Um dos primeiros sinais de politização do tema veio do governador do Texas, Greg Abbott, que culpou a política de "portas abertas" da atual Casa Branca democrata.
- Essas mortes estão na conta de Biden - acusou, ao creditar o desastre ao número de travessias de migrantes entre os EUA e o México.
A tragédia do Texas choca, mas, infelizmente, não surpreende. San Antonio está localizada a 250 quilômetros da fronteira com o México. Inclusive o local onde o caminhão foi encontrado é um conhecido ponto de desembarque de migrantes ilegais, que caem na mão dos chamados "coiotes" - os atravessadores de seres humanos.
Não se trata apenas de uma questão partidária ou de quem está na Casa Branca.
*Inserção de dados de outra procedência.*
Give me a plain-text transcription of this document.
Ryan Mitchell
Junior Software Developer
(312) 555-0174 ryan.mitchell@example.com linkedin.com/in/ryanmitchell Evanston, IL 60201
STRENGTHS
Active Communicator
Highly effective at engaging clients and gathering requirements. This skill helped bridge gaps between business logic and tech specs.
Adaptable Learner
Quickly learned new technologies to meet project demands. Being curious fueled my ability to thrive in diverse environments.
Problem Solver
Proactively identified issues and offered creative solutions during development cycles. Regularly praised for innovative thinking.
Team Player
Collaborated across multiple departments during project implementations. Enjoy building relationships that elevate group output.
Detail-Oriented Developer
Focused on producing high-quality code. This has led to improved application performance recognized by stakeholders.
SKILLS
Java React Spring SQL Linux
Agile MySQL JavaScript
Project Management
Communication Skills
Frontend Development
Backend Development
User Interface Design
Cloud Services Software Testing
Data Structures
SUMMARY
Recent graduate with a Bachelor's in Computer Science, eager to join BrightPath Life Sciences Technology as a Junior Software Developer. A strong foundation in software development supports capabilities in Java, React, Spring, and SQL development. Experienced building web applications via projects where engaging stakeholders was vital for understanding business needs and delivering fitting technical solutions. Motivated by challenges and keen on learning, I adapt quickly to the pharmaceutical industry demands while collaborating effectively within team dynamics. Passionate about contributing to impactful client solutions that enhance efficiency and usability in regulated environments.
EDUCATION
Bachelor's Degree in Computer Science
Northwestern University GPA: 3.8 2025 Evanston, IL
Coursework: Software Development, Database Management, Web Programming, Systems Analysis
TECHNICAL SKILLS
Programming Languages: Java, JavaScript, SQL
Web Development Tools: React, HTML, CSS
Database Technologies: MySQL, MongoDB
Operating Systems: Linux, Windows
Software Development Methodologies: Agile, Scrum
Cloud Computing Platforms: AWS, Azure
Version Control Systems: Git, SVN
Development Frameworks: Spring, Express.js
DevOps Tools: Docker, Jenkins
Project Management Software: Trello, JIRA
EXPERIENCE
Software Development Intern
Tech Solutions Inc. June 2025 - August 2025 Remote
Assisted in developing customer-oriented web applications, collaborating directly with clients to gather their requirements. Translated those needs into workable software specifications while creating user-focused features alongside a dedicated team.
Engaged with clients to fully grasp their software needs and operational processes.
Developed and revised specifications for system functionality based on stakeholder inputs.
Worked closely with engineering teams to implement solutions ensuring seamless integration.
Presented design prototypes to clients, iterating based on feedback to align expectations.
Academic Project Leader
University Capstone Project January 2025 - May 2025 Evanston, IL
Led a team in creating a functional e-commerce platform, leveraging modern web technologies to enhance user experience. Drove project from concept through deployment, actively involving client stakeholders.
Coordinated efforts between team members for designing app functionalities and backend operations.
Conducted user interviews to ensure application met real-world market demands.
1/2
A imigração ilegal é um problema complexo, endêmico nos Estados Unidos, cujas raízes são econômicas e que, em geral, tende a ser visto apenas a partir de uma perspectiva de segurança. Em 2017, o inquilino da Casa Branca era Donald Trump e algo semelhante ao desastre de segunda-feira (27) ocorreu na mesma região. Dez morreram em um contêiner por insolação. O motorista foi condenado à prisão perpétua no ano seguinte. A dura política migratória republicana, que incluía separação de pais e filhos migrantes, crianças em jaulas e a promessa de construção de um muro na fronteira, não impediu a tragédia.
Na Cúpula das Américas, no início de junho, Biden propôs outro modelo de migração no continente, que inclui melhores serviços públicos, como saúde e educação, financiamento de bancos internacionais e reforço de medidas de imigração temporária. Mas a proposta, embora interessante, foi recebida com ceticismo. Principalmente porque os governos de países que são origem da maioria dos migrantes - México, El Salvador, Guatemala e Honduras - não estavam presentes no encontro.
O atual governo americano diz ter investido US$ 50 milhões em apoio à interrupção de redes clandestinas. E promete US$ 315 milhões para ajudar migrantes em outros países do continente. Biden quer ainda receber 20 mil refugiados em dois anos, um número pequeno perto da massa humana que se desloca em busca de vida melhor na América. Só no último ano fiscal, os EUA prenderam 1,7 milhão de ilegais.